MPI - Distributed Memory Parallelism
Last updated on 2024-02-06 | Edit this page
Estimated time: 12 minutes
Overview
Questions
- How do you utilize more than one shared memory node?
Objectives
- Demonstrate that distributed memory parallelism is useful for working with large data
- Demonstrate that distributed memory parallelism can lead to improved time to solution
Introduction
Distributed Memory Random Forest
Digit Recognition
R
suppressPackageStartupMessages(library(randomForest))
data(LetterRecognition, package = "mlbench")

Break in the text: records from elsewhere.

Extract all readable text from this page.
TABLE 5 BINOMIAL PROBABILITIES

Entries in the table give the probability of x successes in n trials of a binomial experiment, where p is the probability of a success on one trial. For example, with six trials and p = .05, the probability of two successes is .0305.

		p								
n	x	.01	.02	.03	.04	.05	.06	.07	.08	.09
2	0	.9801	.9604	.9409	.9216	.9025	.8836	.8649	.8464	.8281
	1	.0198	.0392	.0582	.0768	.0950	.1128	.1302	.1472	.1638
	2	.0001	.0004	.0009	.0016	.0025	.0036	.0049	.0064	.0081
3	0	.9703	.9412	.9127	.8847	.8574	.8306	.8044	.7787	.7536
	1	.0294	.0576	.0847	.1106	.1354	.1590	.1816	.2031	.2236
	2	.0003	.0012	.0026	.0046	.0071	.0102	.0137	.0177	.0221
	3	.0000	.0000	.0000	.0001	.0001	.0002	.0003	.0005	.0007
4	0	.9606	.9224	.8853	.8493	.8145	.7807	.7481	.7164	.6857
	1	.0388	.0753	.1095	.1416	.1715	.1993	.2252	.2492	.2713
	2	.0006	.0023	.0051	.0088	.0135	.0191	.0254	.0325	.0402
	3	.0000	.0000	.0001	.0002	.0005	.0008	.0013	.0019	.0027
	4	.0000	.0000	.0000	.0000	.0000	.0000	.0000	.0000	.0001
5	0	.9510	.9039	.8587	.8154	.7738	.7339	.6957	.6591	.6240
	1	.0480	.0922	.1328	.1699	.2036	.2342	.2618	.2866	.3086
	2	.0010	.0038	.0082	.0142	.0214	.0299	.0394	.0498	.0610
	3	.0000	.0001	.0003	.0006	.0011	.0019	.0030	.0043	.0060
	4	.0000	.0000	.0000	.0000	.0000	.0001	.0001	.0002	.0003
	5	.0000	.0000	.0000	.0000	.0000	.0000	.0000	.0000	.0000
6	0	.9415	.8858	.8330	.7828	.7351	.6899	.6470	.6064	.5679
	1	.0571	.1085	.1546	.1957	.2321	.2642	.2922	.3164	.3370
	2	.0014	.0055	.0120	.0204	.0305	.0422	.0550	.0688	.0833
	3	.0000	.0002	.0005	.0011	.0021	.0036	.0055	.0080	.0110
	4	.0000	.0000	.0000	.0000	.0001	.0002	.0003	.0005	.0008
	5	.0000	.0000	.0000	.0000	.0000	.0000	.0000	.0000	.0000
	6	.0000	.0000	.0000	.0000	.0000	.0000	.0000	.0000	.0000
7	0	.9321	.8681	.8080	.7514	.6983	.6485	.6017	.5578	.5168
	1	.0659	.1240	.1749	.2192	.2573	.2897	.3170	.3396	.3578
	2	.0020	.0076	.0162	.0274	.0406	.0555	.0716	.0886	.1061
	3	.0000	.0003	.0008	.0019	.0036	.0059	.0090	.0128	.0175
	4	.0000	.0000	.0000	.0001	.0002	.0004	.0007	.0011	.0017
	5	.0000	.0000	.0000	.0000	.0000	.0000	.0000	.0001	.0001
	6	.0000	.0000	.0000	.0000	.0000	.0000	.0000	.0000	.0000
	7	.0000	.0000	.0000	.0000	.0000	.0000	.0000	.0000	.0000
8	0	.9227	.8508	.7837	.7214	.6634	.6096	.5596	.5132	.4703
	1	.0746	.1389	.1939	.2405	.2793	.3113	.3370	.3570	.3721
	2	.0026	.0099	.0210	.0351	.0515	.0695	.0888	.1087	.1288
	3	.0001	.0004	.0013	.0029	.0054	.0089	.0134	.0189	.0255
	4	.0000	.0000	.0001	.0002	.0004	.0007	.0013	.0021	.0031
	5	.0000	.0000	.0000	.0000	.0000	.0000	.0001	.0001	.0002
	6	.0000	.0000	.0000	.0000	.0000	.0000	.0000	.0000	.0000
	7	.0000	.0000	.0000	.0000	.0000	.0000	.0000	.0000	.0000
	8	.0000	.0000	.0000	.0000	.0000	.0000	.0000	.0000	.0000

library(pbdMPI, quiet = TRUE) #<<
comm.set.seed(seed = 7654321, diff = FALSE) #<<
n = nrow(LetterRecognition)
n_test = floor(0.2 * n)
i_test = sample.int(n, n_test)
train = LetterRecognition[-i_test, ]
test = LetterRecognition[i_test, ][comm.chunk(n_test, form = "vector"), ] #<<
comm.set.seed(seed = 1234, diff = TRUE) #<<
my.rf = randomForest(lettr ~ ., train, ntree = comm.chunk(500), norm.votes = FALSE) #<<
rf.all = allgather(my.rf) #<<
rf.all = do.call(combine, rf.all) #<<
pred = as.vector(predict(rf.all, test))
correct = allreduce(sum(pred == test$lettr)) #<<
comm.cat("Proportion Correct:", correct/(n_test), "\n")
finalize()
Diamond Classification
R
library(randomForest)
data(diamonds, package = "ggplot2")
library(pbdMPI) #<<
comm.set.seed(seed = 7654321, diff = FALSE) #<<
n = nrow(diamonds)
n_test = floor(0.5 * n)
i_test = sample.int(n, n_test)
train = diamonds[-i_test, ]
test = diamonds[i_test, ][comm.chunk(n_test, form = "vector"), ] #<<
comm.set.seed(seed = 1e6 * runif(1), diff = TRUE) #<<
my.rf = randomForest(price ~ ., train, ntree = comm.chunk(100), norm.votes = FALSE) #<<
rf.all = allgather(my.rf) #<<
rf.all = do.call(combine, rf.all) #<<
pred = as.vector(predict(rf.all, test))
sse = sum((pred - test$price)^2)
comm.cat("MSE =", reduce(sse)/n_test, "\n")
finalize() #<<
BASH
#!/bin/bash
#SBATCH -J rf
#SBATCH -A CSC143
#SBATCH -p batch
#SBATCH --nodes=1
#SBATCH -t 00:40:00
#SBATCH --mem=0
#SBATCH -e ./rf.e
#SBATCH -o ./rf.o
#SBATCH --open-mode=truncate
cd ~/R4HPC/code_5
pwd
## modules are specific to andes.olcf.ornl.gov
module load openblas/0.3.17-omp
module load flexiblas
flexiblas add OpenBLAS $OLCF_OPENBLAS_ROOT/lib/libopenblas.so
export LD_PRELOAD=$OLCF_FLEXIBLAS_ROOT/lib64/libflexiblas.so
module load r
echo -e "loaded R with FlexiBLAS"
module list
time Rscript ../code_2/rf_serial.R
time mpirun --map-by ppr:1:node Rscript rf_mpi.R
time mpirun --map-by ppr:2:node Rscript rf_mpi.R
time mpirun --map-by ppr:4:node Rscript rf_mpi.R
time mpirun --map-by ppr:8:node Rscript rf_mpi.R
time mpirun --map-by ppr:16:node Rscript rf_mpi.R
time mpirun --map-by ppr:32:node Rscript rf_mpi.R
BASH
#!/bin/bash
#PBS -N rf
#PBS -l select=1:ncpus=32
#PBS -l walltime=00:05:00
#PBS -q qexp
#PBS -e rf.e
#PBS -o rf.o
cd ~/R4HPC/code_5
pwd
module load R
echo "loaded R"
time Rscript ../code_2/rf_serial.R
time mpirun --map-by ppr:1:node Rscript rf_mpi.R
time mpirun --map-by ppr:2:node Rscript rf_mpi.R
time mpirun --map-by ppr:4:node Rscript rf_mpi.R
time mpirun --map-by ppr:8:node Rscript rf_mpi.R
time mpirun --map-by ppr:16:node Rscript rf_mpi.R
time mpirun --map-by ppr:32:node Rscript rf_mpi.R